湿度計は、空気中の湿度を測定するために使用される気象観測機器です。一般には空気中の水分の量に応じて変化する物質や物理現象(吸湿による寸法変化、電気特性の変化、結露の発生など)を利用して湿度を検出します。表示される値には「相対湿度(%)」「絶対湿度(g/m3)」「比湿(g/kg)」「露点温度」などがあり、用途に応じて使い分けられます。
仕組み(乾湿球式=サイクロメーター/サイコメーター)の基本
乾湿球式湿度計(サイコメーター)は、2つの電球(温度計)の温度差を利用して相対湿度を求めるもっとも基本的な方法の一つです。どちらの電球も温度計のようなものですが、片方(湿球)は濡れた布で覆われ、もう片方(乾球)はそのままの状態にしておきます。一定時間が経つと、湿球の水が蒸発し、そのときの湿球温度と乾球温度を読み取ります。
- 蒸発が多ければ湿球はより冷やされ、乾球と湿球の温度差(湿球低下)は大きくなります。これは空気が乾燥していることを示し、相対湿度は低くなります。
- 蒸発が少なければ温度差は小さく、空気は湿っている(相対湿度が高い)ことを示します。
相対湿度の求め方(概念と実務)
相対湿度(RH)は、空気中に実際に含まれる水蒸気の圧(または混合比)が、その温度で保持可能な飽和水蒸気圧に対して何%にあたるかを表す比率です。式で表すと次のようになります(%で表す場合):
RH = 実際の水蒸気圧 ÷ 飽和水蒸気圧 × 100
乾湿球式では、湿球温度と乾球温度の差(湿球低下)を用いて実際の水蒸気圧を推定し、飽和水蒸気圧は乾球温度から求めます。実際の計算にはサイコメトリック表(乾湿球表)、サイコメトリックチャート、または計算機・専用のソフトウェアを使うのが一般的です。簡易的には市販の表やオンライン電卓を利用すると正確に求められます。
実例と注意点
例:乾球30°C、湿球20°Cの場合、相対湿度はおよそ40%前後になります(計算条件や周囲圧力、測定方法によって値は変動します)。あくまで目安として理解してください。正確な値を得るにはサイコメトリック表や計算式を使い、気圧も考慮します。
測定時の実務的なポイント
- 湿球の布(ウィック)は充分に湿らせてから測定し、蒸発が安定するまで適切な時間(数十秒〜数分)待つ。風速が低いと蒸発が遅くなるため、換気や扇風の使用が必要なケースもあります。
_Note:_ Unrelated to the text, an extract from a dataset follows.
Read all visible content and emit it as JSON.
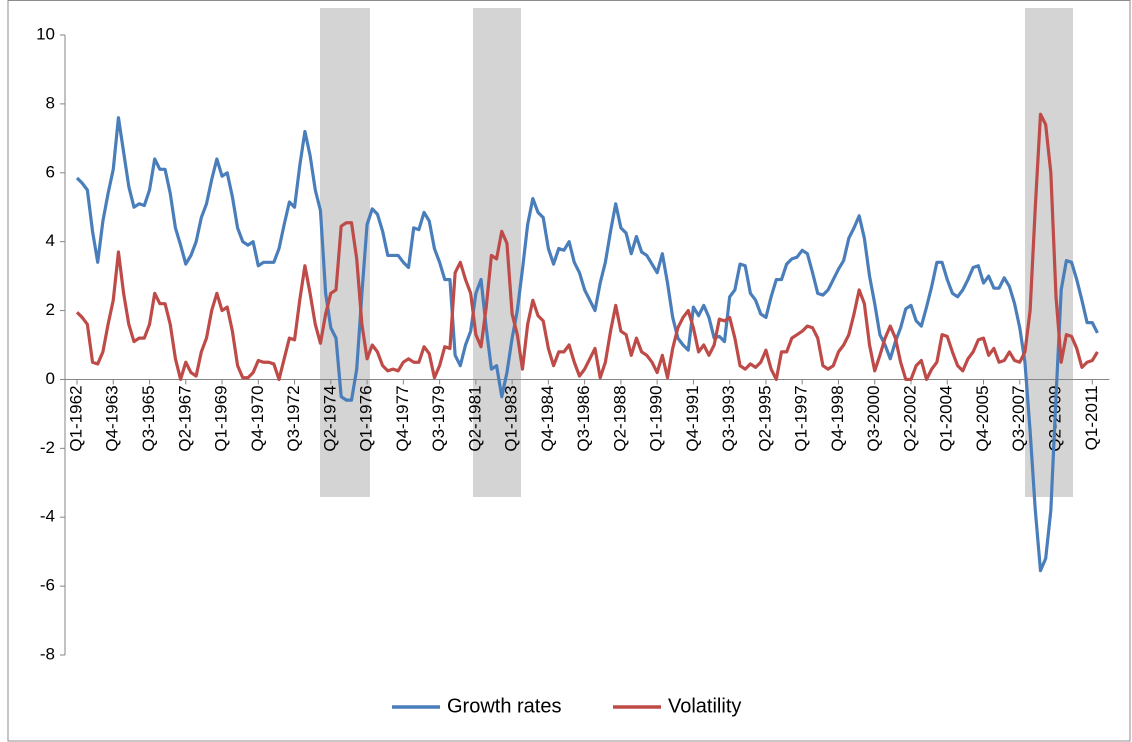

- 直射日光や放射熱の影響を避ける(シェルターや通風箱を用いる)。
- 測定機器は定期的に点検・校正する。経年でウィックやセンサが劣化すると誤差が生じる。
- 気圧の影響:高低差が大きい場所では気圧を考慮した補正が必要になる場合がある。
その他の湿度計の種類(簡単な紹介)
- 毛髪式(機械式):天然毛髪の伸縮を利用。歴史的に使われる簡便な方式。
- 抵抗式・容量式(電子式):センサの電気特性の変化を読み取り、屋内外の環境制御に広く用いられる。
- 露点式(チルドミラー):鏡面で結露が生じる温度(露点)を直接測定する高精度方式。
- サイコメーター(乾湿球式):上で説明したように簡便で信頼性のある方法(屋外気象観測などでよく利用)。
まとめ(要点)
- 湿度計は空気中の水分量を測る機器で、結果は相対湿度などで表される。
- 乾湿球式は濡れた電球と乾いた電球の温度差を利用して相対湿度を求める代表的な方法で、温度差が小さいほど相対湿度が高い。
- 正確な相対湿度を得るにはサイコメトリック表やチャート、計算式、またはデジタル湿度センサを利用し、測定環境(風、放射、気圧)や機器の状態に注意することが重要。